Has Covid-19 changed the dynamics of thinking in the business space?
Before the pandemic, the conventional wisdom was that being physically present at the office was critical to productivity. Today, many statistics point to increased productivity with work-from-home arrangements.
Technology has enabled collaboration and enhanced productivity without needing to be in the office all the time. While some jobs still require a personal touch, technology is playing an increasing role in how we interact with each other. A consequence of this is that many employees have now been liberated from long commutes and have found more productive ways to spend that time.
Employees enjoy greater flexibility in balancing their personal and professional lives and many now prefer to work from home. Organizations have also realized that the cost of doing business is significantly reduced when employees work from home; in addition, their talent pools have now become much larger with fewer locational constraints.
One can conclude, therefore, that despite the massive economic and human toll of the pandemic, there have been some real positive changes made in how we work.
How can you relate financial inclusion to insurance and pension products?
Sometime in 2012, the National Financial Inclusion Strategy was launched in Nigeria as a catalyst for economic recovery in the country.
Financial inclusion is achieved when adult Nigerians have access to affordable financial products and services that meet their needs. Financial inclusion can only be achieved when financial transaction processes and documentations are transparent, simplified and seen as meeting needs of the people and at the same time being beneficial to the financial services sector.
While the pandemic has caused severe disruptions, opportunities have also been created to grow customer base on account of the obvious fact that there is no real social security arrangement by government in the event of sudden and unexpected events and so citizens need to make plans by themselves for wellness both in business and family life.
Economic shocks like sudden loss of job, illness or death can send people living just above the poverty line into abject poverty. So whether one is in the formal or informal sector, there is the need to have a safety net. The sudden and unforeseen calamities created by the pandemic has highlighted the need to plan for unforeseen circumstances and even early retirement.
To take advantage of these opportunities, the pensions and insurance industries must remain committed to the inclusive growth of the Nigerian economy, creating opportunities for lower income groups to be part of the broader financial system.

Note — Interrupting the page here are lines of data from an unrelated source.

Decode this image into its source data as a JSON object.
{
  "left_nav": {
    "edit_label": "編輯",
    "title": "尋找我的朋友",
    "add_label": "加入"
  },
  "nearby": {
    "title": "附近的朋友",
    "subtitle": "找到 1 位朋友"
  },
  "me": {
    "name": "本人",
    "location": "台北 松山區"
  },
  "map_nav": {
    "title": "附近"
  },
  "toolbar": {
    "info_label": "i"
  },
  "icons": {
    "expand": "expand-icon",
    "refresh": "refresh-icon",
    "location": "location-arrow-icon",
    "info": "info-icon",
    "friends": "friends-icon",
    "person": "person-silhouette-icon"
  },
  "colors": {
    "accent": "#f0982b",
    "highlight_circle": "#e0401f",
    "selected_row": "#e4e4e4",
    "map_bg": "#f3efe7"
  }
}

There are 5 main thrusts of financial inclusion in Nigeria. They are; Savings, Payments, Credit, Pensions, and Insurance. Increased collaboration between the private sector and government has led to the release of various guidelines guiding operations in Takaful insurance, bancassurance, micro insurance, micro pensions, pension fund investments and so on.

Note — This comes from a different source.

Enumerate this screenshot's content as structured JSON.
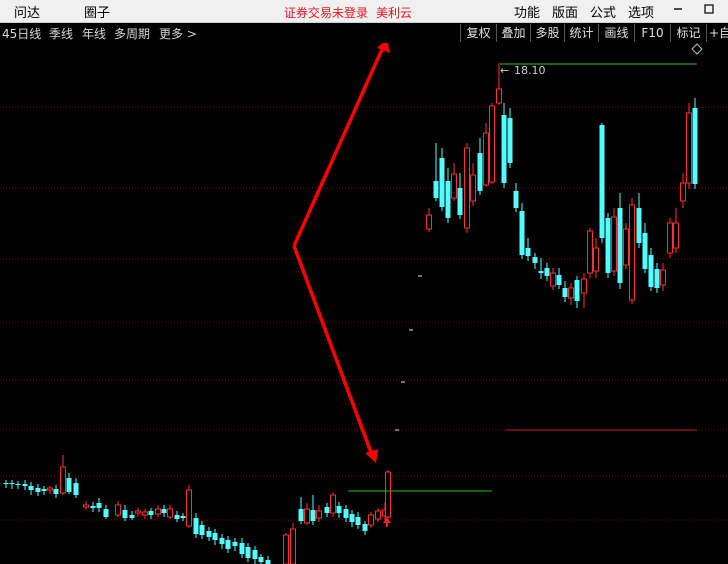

How can operators of both sectors catch in on opportunities therein?
In conclusion, the opportunities which exists for increased financial inclusion in both the Insurance & pension sectors will only be achieved if we design products that are perceived to meet the people’s needs and could be seen as improving their welfare rather than impoverishing them. Operators must constantly be engaged in strategic thinking; have a broad understanding of the economic situation of the country, understand the mindset and ways of life of different ethnic groups and then have a variety of products from which the people can make a choice from.
What should insurers do to aid insurance penetration?

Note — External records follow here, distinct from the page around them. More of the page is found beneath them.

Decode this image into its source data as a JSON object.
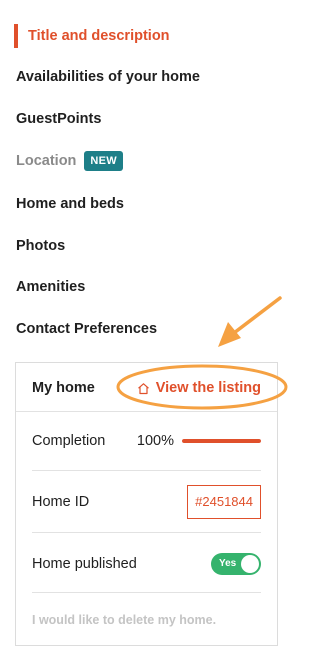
{
  "nav": {
    "items": [
      {
        "label": "Title and description",
        "state": "active"
      },
      {
        "label": "Availabilities of your home",
        "state": "normal"
      },
      {
        "label": "GuestPoints",
        "state": "normal"
      },
      {
        "label": "Location",
        "state": "muted",
        "badge": "NEW"
      },
      {
        "label": "Home and beds",
        "state": "normal"
      },
      {
        "label": "Photos",
        "state": "normal"
      },
      {
        "label": "Amenities",
        "state": "normal"
      },
      {
        "label": "Contact Preferences",
        "state": "normal"
      }
    ]
  },
  "card": {
    "title": "My home",
    "view_link": "View the listing",
    "completion_label": "Completion",
    "completion_value": "100%",
    "completion_fraction": 1.0,
    "home_id_label": "Home ID",
    "home_id_value": "#2451844",
    "published_label": "Home published",
    "published_toggle": "Yes",
    "delete_link": "I would like to delete my home."
  },
  "colors": {
    "accent": "#e0502b",
    "badge": "#1e7f88",
    "toggle_on": "#35b36d",
    "annotation": "#f5a142"
  },
  "icons": {
    "view_link_icon": "home-outline-icon"
  }
}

Speaking of insurance, opportunities exist to increase insurance penetration and the customer base, both in the retail and corporate segments of the market, if the right moves are made.
………what of the pension industry?
Over the last 17 years, a tremendous amount of progress has been made in the Nigerian pension industry and regulation has enabled this growth. However, inclusive growth in pensions must recognize the peculiarity of the population segment being addressed.
This recognition must have an impact on how products are designed and how lower income segments of the population interact with pension funds.